Elle attend tout de vous, et n’a qu’un mot : « venez ».
CUNEGONDE (émue)
Que ton récit m’attriste et déplait à mon âme.
ROSIE
J’ai dit ce que j’ai vu. Evitez-moi le blâme.
CUNEGONDE
Rassure-toi, Rosie, tu n’es pas concernée.
Par cette affreuse sœur je suis très courroucée.
Comment ose-t-elle donc mettre un roi en péril ?
Il faut que son esprit soit devenu bien vil.
A la Cour de mon ex, on faisait des magouilles,
Des plans toujours foireux montés par des andouilles.
Mais jamais on ne vit pareille fourberie :
Du Président élu, on respectait la vie.
LA MADONE
Pourquoi donc l’imparfait ? La Cour n’a pas changé.
C’est bien le même lieu, je peux te l’assurer.
DAKTARI
Qu’en sais-tu ? Au palais, tu n’es jamais priée.*
LA MADONE
Je le sais, voilà tout.
LA LANGOUREUSE ARIELLE (montrant la Madone )
Je suis de son côté.
CUNEGONDE (A Daktari)
Point n’est besoin vraiment de hanter le palais
Pour savoir les complots que là-bas l’on y fait.
Cet art de louvoyer qu’on nomme politique
Qui réclame un esprit des plus acrobatiques,
Cet art de gouverner qui nous vient de si loin
De belle hypocrisie a seulement besoin.
Pourquoi dire le vrai quand on peut bien mentir ?
Pourquoi des ennemis alimenter le tir ?
Pourquoi donc obéir quand on peut comploter
Et du feu les marrons savoir très bien tirer ?
Oui, je connais la Cour , je sais ce qu’elle vaut,
Je me souviens encor qu’autour de mon nabot
Gravitaient des crapauds bavant leur ambition
Et faisant feu de tout, même de leurs missions.
Ce désir de pouvoir que révélaient leurs actes
Annulait toute foi en la valeur des pactes
Qu’ils signaient sans trembler, sans une once de peur,
Et qu’ils trahissaient bien, parfois même sur l’heure.
LA MADONE
Te crois-tu, ma chère, la seule concernée ?

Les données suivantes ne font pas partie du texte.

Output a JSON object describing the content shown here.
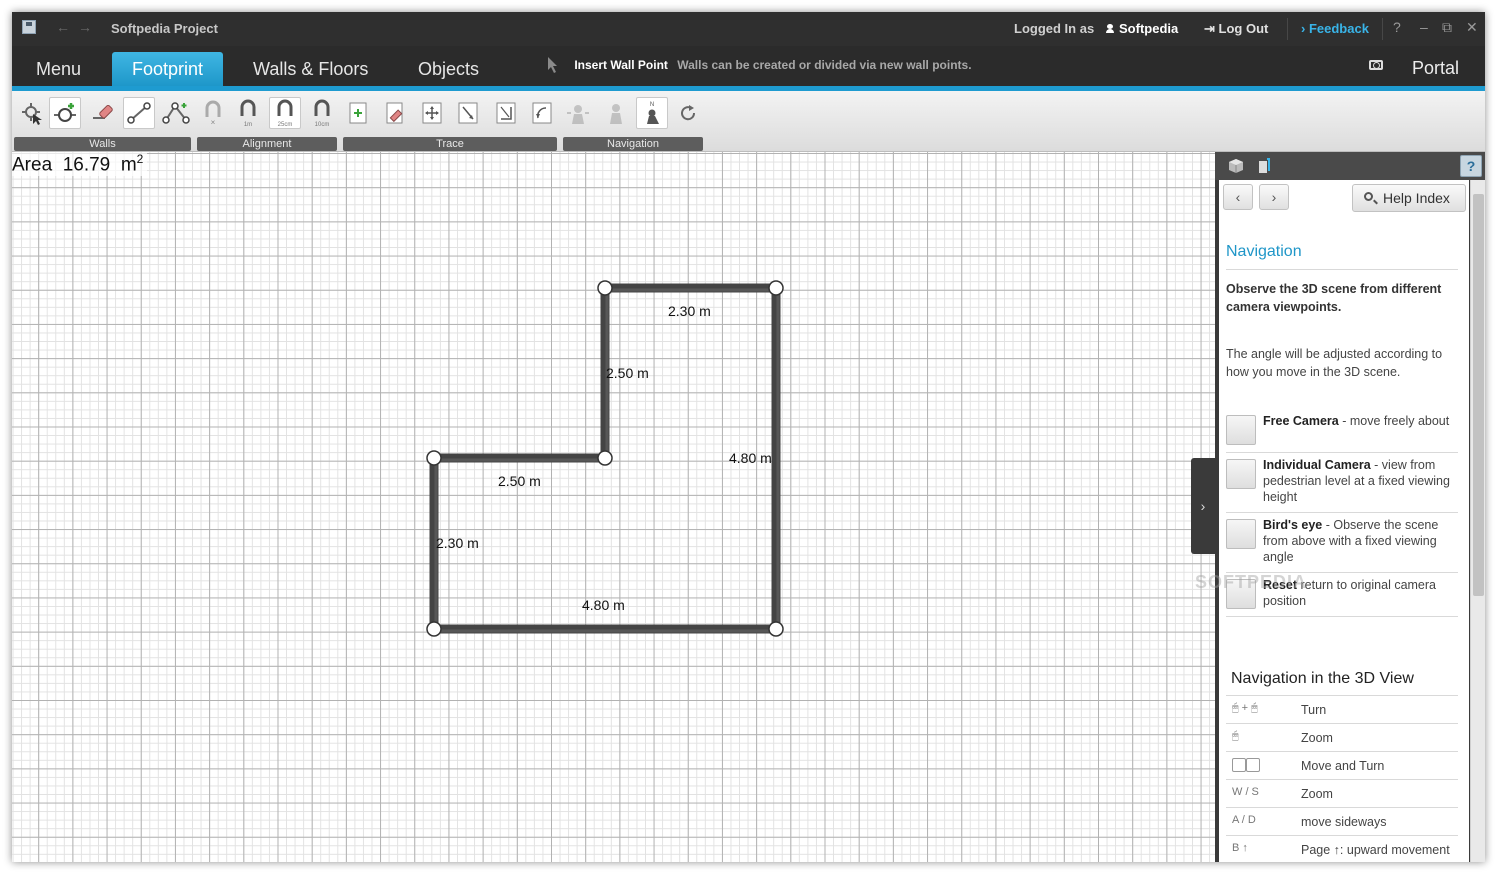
{
  "titlebar": {
    "title": "Softpedia Project",
    "logged_in_as": "Logged In as",
    "username": "Softpedia",
    "logout": "Log Out",
    "feedback": "Feedback",
    "help": "?",
    "minimize": "–",
    "restore": "⧉",
    "close": "✕",
    "back_arrow": "←",
    "forward_arrow": "→",
    "feedback_chevron": "›",
    "logout_icon": "⇥"
  },
  "menubar": {
    "tabs": [
      "Menu",
      "Footprint",
      "Walls & Floors",
      "Objects"
    ],
    "active_tab": "Footprint",
    "hint_title": "Insert Wall Point",
    "hint_desc": "Walls can be created or divided via new wall points.",
    "portal": "Portal"
  },
  "toolbar": {
    "groups": [
      "Walls",
      "Alignment",
      "Trace",
      "Navigation"
    ],
    "tools": [
      {
        "name": "select-tool-icon"
      },
      {
        "name": "insert-wall-point-icon"
      },
      {
        "name": "eraser-icon"
      },
      {
        "name": "draw-wall-icon"
      },
      {
        "name": "wall-chain-icon"
      },
      {
        "name": "magnet-off-icon"
      },
      {
        "name": "magnet-1m-icon",
        "label": "1m"
      },
      {
        "name": "magnet-25cm-icon",
        "label": "25cm"
      },
      {
        "name": "magnet-10cm-icon",
        "label": "10cm"
      },
      {
        "name": "trace-add-icon"
      },
      {
        "name": "trace-edit-icon"
      },
      {
        "name": "trace-move-icon"
      },
      {
        "name": "trace-resize-a-icon"
      },
      {
        "name": "trace-resize-b-icon"
      },
      {
        "name": "trace-rotate-icon"
      },
      {
        "name": "free-camera-icon"
      },
      {
        "name": "individual-camera-icon"
      },
      {
        "name": "birds-eye-icon"
      },
      {
        "name": "reset-camera-icon"
      }
    ]
  },
  "canvas": {
    "area_label": "Area",
    "area_value": "16.79",
    "area_unit": "m",
    "area_sup": "2",
    "dimensions": [
      "2.30  m",
      "2.50  m",
      "4.80  m",
      "2.50  m",
      "2.30  m",
      "4.80  m"
    ]
  },
  "panel": {
    "help_index": "Help Index",
    "heading": "Navigation",
    "lead": "Observe the 3D scene from different camera viewpoints.",
    "body": "The angle will be adjusted according to how you move in the 3D scene.",
    "items": [
      {
        "title": "Free Camera",
        "desc": "- move freely about"
      },
      {
        "title": "Individual Camera",
        "desc": " - view from pedestrian level at a fixed viewing height"
      },
      {
        "title": "Bird's eye",
        "desc": " - Observe the scene from above with a fixed viewing angle"
      },
      {
        "title": "Reset",
        "desc": " return to original camera position"
      }
    ],
    "section_title": "Navigation in the 3D View",
    "controls": [
      {
        "keys": "+",
        "label": "Turn"
      },
      {
        "keys": "",
        "label": "Zoom"
      },
      {
        "keys": "",
        "label": "Move and Turn"
      },
      {
        "keys": "W / S",
        "label": "Zoom"
      },
      {
        "keys": "A / D",
        "label": "move sideways"
      },
      {
        "keys": "B ↑",
        "label": "Page ↑: upward movement"
      }
    ],
    "watermark": "SOFTPEDIA"
  }
}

Aussi dans mon parti, les complots sont aisés.
Songe à mes éléphants qui trompent sans vergogne,
Songe à ces beaux jeunots qui sur moi-même cognent,
Songe à tous ces menteurs se disant socialistes
Et qui n’ont qu’une idée : être en tête de liste.
Ce grand jeu de la cour ne m’est pas inconnu
Car je l’ai pratiqué, pensant bien être élue.
ROSIE
Et ton rêve a fini en beau tas de fumier.
LA MADONE
Mon rêve seulement. Pas la réalité.
FIFI
Comme je suis amer d’entendre ces discours !
Quel bien triste aperçu donnez-vous de la cour !
CUNEGONDE
Triste, mais vrai, hélas ! Car il est très courant
D’entendre blanc un jour et noir le jour suivant.
LA LANGOUREUSE ARIELLE
J’adore vos discours mais je n’y comprends rien.
Ne pourrions-nous ici être plus tacticiens ?
CUNEGONDE
Arielle est dans le vrai : il faut nous ressaisir,
Réfléchir à un plan et à la cour partir.
FIFI
La Reine nous attend ; rendons-nous donc sur place
En chemin nous verrons comment être efficaces.
DAKTARI
Bien parlé, ô Fifi !
LA MADONE
Ca nous change, vraiment.
CUNEGONDE
Cessons donc les combats. Que cet apaisement
Soit pour nous le moyen de secourir la Reine
Et de mettre une fin à ses horribles peines.
(Tout le monde s’habille et sort dans une confusion indescriptible.)